The second article, from April 1930, the peak of the short lived rally, quotes Benjamin Anderson of Chemical Bank, an economist that is skeptical of the recent recovery. He claims that it is only temporary relief made possible by excessive government spending and cheap money. One must wonder whether the NY Times should rerun this article with some of his more powerful quotes highlighted …
“It is definitely undesirable that we should employ this costly method of buying temporary prosperity again. The world’s business is not a moribund invalid that needs continuous galvanizing by an artificial stimulant.”
“Cheap money will not induce manufacturers and merchants to increase their borrowings in an unsatisfactory business situation. But if merchants and manufacturers will not use cheap money, speculators will.
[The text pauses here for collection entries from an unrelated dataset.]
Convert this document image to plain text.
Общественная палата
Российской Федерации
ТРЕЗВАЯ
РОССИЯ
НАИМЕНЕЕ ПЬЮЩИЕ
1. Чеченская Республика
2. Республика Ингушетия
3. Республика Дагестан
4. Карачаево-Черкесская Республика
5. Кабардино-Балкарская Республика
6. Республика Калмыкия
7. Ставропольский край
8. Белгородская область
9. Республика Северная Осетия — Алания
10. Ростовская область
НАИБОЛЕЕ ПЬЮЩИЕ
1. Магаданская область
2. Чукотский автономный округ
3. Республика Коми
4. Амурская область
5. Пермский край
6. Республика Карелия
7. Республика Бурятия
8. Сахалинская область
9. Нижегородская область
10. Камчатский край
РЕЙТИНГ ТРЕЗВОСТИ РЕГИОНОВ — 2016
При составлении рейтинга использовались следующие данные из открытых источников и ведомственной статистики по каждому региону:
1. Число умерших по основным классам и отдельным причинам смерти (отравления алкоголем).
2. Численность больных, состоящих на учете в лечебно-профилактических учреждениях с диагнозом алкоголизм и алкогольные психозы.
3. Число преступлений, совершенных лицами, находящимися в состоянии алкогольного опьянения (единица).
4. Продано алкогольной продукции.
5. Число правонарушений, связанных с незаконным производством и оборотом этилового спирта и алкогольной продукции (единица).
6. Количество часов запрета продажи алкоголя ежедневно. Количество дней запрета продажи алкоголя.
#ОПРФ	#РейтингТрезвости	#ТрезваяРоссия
They will use cheap money in buying stocks for the prospect of capital appreciation.”
“Cheap money is a stimulant. It is also an intoxicant. If the dose is large enough, a very substantial temporary effect can be brought about. But headaches follow.”
He goes on to cite figures that show just how many loans are backed by securities and essentially claims that cheap bank financing is holding the stock market up. I won’t restate the obvious cliche here, but those that don’t remember history are doomed to repeat it.